Notícias

Homem morre na rua após aguardar atendimento de emergência em Catalão

Em Catalão, no sudeste de Goiás, a morte de Rafael Vinícius Silva de Souza, ocorrida na noite de segunda-feira, 20 de julho, mobilizou a opinião pública e reacendeu o debate sobre a eficiência dos serviços de urgência e emergência no interior do estado. Imagens de câmeras de segurança registraram os últimos momentos de Rafael, que caminhava visivelmente debilitado pelas calçadas de um bairro residencial, batendo em portões e pedindo ajuda aos moradores antes de cair na via pública.

De acordo com relatos de testemunhas, Rafael aparentava desorientação e dificuldade para se expressar. Ele teria solicitado repetidamente que os vizinhos acionassem uma ambulância. Moradores da região afirmam ter realizado múltiplas ligações para o Serviço de Atendimento Móvel de Urgência (SAMU) e para o Corpo de Bombeiros Militar. No entanto, o socorro demorou a chegar. Quando as equipes de resgate alcançaram o local, o homem já não apresentava sinais vitais.

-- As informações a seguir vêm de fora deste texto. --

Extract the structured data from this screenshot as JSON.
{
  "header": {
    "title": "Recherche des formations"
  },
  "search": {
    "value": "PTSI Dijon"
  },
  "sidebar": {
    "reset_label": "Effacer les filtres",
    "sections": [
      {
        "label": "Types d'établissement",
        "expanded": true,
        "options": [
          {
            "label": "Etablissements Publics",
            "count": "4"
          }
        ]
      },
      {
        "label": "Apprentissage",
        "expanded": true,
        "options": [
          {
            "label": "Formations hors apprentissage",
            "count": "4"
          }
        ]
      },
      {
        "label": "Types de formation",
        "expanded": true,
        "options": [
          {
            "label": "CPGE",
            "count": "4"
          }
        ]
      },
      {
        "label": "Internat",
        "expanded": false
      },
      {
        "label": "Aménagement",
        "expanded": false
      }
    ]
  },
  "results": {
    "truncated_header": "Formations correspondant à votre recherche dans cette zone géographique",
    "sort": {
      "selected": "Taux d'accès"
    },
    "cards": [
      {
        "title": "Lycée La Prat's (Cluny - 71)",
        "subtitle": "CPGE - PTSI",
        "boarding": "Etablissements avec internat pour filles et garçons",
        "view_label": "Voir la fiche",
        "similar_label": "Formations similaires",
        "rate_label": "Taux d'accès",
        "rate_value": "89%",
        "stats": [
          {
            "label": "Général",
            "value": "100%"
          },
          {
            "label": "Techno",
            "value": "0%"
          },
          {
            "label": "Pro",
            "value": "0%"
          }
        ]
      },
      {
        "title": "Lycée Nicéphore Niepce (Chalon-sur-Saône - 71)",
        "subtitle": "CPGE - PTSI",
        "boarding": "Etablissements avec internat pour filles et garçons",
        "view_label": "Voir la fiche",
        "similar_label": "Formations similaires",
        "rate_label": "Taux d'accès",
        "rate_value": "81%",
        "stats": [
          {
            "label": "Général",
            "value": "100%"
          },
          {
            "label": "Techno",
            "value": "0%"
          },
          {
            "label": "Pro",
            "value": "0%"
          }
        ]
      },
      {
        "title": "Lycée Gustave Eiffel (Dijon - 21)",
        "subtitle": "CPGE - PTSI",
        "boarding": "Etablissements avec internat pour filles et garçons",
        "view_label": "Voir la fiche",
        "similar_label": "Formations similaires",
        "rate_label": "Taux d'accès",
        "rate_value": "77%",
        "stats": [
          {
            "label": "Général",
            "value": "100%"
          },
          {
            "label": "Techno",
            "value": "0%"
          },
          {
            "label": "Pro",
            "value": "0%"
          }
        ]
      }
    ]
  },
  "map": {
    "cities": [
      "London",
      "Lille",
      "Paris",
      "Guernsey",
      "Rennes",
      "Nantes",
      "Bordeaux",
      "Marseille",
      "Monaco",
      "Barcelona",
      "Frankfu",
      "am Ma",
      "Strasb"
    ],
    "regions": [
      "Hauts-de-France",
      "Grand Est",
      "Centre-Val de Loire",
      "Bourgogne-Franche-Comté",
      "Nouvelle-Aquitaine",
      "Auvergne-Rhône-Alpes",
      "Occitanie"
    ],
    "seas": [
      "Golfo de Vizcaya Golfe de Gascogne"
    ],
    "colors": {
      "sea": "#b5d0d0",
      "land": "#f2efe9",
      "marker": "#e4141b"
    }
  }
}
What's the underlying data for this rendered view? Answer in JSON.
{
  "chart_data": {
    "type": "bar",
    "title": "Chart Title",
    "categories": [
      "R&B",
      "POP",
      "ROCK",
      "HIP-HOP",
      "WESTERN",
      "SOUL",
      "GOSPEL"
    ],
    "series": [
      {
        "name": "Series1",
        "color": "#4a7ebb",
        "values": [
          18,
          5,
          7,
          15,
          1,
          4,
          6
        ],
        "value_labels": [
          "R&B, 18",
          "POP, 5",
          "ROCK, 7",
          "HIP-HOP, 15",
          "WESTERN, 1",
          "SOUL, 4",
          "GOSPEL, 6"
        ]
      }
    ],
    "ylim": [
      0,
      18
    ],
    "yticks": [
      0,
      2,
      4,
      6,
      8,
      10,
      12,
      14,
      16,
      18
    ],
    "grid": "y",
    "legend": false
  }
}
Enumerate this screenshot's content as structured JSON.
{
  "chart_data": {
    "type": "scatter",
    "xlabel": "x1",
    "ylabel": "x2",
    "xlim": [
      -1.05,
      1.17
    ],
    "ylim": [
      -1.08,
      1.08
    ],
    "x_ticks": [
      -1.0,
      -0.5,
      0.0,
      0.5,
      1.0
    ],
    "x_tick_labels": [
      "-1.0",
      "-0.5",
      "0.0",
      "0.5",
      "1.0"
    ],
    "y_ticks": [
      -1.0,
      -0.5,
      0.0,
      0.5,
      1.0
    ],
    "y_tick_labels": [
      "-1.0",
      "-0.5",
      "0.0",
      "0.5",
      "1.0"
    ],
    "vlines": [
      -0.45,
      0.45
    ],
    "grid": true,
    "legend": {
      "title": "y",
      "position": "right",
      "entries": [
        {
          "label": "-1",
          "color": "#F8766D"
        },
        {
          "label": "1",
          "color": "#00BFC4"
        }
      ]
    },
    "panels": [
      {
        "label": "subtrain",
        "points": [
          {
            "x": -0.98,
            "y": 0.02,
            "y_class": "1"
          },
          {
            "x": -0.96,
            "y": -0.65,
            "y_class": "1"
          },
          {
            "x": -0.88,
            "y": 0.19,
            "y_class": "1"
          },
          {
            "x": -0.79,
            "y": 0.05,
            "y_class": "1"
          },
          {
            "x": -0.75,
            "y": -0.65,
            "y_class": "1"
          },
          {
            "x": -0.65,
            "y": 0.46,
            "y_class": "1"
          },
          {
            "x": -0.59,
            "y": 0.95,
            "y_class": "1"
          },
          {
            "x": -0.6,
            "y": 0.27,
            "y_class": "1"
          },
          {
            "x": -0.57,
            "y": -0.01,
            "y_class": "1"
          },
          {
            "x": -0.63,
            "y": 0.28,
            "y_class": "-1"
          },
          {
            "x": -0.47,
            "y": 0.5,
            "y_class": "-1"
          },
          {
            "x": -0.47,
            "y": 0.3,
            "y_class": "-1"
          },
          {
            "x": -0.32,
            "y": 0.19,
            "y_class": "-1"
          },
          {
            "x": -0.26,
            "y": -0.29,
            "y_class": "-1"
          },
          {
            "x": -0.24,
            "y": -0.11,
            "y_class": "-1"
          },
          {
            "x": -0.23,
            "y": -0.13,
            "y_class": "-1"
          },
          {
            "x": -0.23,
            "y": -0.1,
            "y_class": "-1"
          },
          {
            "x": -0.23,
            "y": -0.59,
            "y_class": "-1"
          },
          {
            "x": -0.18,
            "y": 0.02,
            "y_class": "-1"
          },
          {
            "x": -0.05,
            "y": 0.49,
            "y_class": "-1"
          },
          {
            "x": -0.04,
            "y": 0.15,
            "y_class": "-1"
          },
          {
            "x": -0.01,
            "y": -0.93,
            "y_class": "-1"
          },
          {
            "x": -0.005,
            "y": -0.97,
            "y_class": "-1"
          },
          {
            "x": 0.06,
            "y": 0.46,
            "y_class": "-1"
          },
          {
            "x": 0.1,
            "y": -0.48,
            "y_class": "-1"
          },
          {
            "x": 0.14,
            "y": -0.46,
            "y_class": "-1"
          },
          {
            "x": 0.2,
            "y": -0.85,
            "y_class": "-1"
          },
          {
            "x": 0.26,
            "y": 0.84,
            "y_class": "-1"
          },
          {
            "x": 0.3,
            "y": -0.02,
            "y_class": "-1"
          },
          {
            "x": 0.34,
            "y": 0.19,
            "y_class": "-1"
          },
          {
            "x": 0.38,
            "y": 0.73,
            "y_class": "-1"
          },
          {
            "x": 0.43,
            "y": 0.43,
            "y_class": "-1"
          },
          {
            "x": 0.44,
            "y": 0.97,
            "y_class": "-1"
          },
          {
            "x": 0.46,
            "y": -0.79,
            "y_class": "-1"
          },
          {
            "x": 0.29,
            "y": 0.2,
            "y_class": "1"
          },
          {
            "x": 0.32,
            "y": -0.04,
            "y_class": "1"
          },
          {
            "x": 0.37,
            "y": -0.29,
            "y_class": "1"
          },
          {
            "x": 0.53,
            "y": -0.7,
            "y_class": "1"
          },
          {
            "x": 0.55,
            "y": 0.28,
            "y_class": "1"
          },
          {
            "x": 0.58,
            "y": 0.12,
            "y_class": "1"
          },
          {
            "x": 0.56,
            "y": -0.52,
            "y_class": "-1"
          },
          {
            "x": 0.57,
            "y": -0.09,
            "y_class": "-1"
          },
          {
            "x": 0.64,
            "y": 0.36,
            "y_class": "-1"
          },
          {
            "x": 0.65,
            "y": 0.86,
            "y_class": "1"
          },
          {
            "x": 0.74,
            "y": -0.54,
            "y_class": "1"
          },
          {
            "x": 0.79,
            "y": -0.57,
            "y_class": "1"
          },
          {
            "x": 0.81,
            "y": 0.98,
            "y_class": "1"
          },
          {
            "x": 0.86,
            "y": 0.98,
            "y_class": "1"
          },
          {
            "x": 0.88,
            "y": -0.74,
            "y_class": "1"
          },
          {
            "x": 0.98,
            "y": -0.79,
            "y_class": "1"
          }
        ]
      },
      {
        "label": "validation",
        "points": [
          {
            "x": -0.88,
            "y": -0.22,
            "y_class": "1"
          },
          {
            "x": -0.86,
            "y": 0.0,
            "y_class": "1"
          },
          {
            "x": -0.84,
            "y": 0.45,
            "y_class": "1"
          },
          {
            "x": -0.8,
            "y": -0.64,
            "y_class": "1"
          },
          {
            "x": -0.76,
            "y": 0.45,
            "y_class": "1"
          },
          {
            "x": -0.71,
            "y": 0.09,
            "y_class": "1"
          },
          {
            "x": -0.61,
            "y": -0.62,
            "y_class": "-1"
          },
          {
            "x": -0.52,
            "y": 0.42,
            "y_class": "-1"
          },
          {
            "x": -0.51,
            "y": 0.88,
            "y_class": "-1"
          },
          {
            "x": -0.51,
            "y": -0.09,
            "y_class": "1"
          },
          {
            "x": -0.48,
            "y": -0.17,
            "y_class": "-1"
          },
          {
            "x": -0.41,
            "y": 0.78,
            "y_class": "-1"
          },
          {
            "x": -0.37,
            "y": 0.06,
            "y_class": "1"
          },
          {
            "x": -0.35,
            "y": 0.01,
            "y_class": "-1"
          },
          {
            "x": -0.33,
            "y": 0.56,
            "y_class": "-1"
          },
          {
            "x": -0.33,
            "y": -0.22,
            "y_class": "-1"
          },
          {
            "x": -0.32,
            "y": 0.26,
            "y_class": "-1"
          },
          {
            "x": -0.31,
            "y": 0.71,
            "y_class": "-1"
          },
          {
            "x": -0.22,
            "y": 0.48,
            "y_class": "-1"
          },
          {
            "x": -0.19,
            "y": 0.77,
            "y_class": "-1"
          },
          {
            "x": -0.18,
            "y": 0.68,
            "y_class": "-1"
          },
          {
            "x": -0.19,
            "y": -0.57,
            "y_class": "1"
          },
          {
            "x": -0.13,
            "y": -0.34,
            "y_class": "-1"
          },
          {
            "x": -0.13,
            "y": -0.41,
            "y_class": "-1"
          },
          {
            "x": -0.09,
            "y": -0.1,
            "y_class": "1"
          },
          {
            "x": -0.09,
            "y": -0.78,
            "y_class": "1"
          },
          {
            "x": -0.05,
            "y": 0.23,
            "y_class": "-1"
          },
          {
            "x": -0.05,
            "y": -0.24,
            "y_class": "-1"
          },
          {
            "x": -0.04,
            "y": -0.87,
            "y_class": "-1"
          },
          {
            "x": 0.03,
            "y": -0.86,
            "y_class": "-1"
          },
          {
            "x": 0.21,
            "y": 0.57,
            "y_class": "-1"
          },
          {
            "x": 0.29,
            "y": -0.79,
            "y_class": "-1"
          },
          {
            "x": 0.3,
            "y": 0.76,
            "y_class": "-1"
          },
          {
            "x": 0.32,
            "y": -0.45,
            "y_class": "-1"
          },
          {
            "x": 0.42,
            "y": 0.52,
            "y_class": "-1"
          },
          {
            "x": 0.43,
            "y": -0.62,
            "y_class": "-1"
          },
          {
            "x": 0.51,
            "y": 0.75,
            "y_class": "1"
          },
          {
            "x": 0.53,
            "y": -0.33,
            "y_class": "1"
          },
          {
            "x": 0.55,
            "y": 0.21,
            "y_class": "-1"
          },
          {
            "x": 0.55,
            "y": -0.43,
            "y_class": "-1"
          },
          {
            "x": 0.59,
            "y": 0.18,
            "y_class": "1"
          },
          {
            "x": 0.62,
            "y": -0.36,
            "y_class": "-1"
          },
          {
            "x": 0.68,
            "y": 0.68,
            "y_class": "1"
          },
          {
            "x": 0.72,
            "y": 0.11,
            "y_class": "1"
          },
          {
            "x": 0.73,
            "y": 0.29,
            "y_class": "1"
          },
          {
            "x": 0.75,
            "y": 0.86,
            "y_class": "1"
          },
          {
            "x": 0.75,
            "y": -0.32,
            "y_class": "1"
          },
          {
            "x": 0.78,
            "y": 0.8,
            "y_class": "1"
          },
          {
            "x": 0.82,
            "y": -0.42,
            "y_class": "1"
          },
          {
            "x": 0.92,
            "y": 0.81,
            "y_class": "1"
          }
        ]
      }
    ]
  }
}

O caso ganhou repercussão após a divulgação de vídeos que mostram Rafael transitando pela rua e buscando auxílio de porta em porta. Um morador que conversou com a imprensa local relatou ter ligado várias vezes para as autoridades de emergência, recebendo a informação de que não havia viaturas disponíveis no momento. Prints de telas de celular compartilhados por familiares e vizinhos indicam intervalos significativos entre as chamadas e as respostas do sistema.

A prefeitura e o SAMU explicaram que, naquela noite, as duas ambulâncias disponíveis no município estavam empenhadas em outras ocorrências. O serviço atende não apenas Catalão, mas também uma microrregião composta por 18 municípios, o que gera demandas simultâneas e desafios logísticos, especialmente em horários de pico ou em situações de maior volume de atendimentos. Autoridades do Corpo de Bombeiros informaram que a primeira ligação registrada sobre o caso ocorreu por volta das 22h23 e que uma apuração interna foi aberta para verificar se houve falhas operacionais ou problemas de comunicação nas primeiras solicitações.

O corpo de Rafael foi encaminhado ao Instituto Médico Legal (IML) de Catalão para os procedimentos periciais. A perícia investiga, entre outras possibilidades, intoxicação exógena por substâncias, embora a causa oficial da morte ainda dependa dos resultados de exames laboratoriais complementares. Após a liberação, o corpo foi trasladado para o Pará, onde reside parte da família, para o sepultamento.

O episódio expõe uma realidade enfrentada por diversas cidades brasileiras de médio porte: a limitação de recursos para o atendimento pré-hospitalar. Com frota reduzida e cobertura extensa, o SAMU frequentemente precisa priorizar ocorrências, o que pode resultar em atrasos em casos graves. Especialistas em saúde pública destacam que o envelhecimento populacional, o aumento de doenças crônicas e o uso de substâncias contribuem para o crescimento da demanda por serviços de urgência, pressionando ainda mais os sistemas já sobrecarregados.

Moradores da região manifestaram indignação e tristeza. Alguns questionaram se ações imediatas por parte da comunidade, como o transporte particular até uma unidade de saúde, poderiam ter alterado o desfecho. Outros enfatizaram a necessidade de maior investimento em saúde e de ampliação da frota de ambulâncias para reduzir o tempo-resposta em emergências.

A Secretaria de Saúde do município e órgãos estaduais acompanham o caso. A Polícia Civil registrou a ocorrência como morte a esclarecer, aguardando o laudo definitivo do IML. Enquanto isso, o debate sobre a qualidade do atendimento pré-hospitalar ganha força nas redes sociais e em conversas locais, com pedidos de mais transparência e melhorias estruturais.

Casos como o de Rafael Vinícius servem como alerta para a importância de sistemas de emergência ágeis e bem dimensionados. Em um país de dimensões continentais, garantir o acesso rápido a socorro médico salva vidas e reforça a confiança da população nos serviços públicos. As autoridades competentes afirmam que medidas estão sendo avaliadas para fortalecer o SAMU na região Sudeste goiana, mas a tragédia de Catalão evidencia que o tema exige atenção contínua e investimentos consistentes.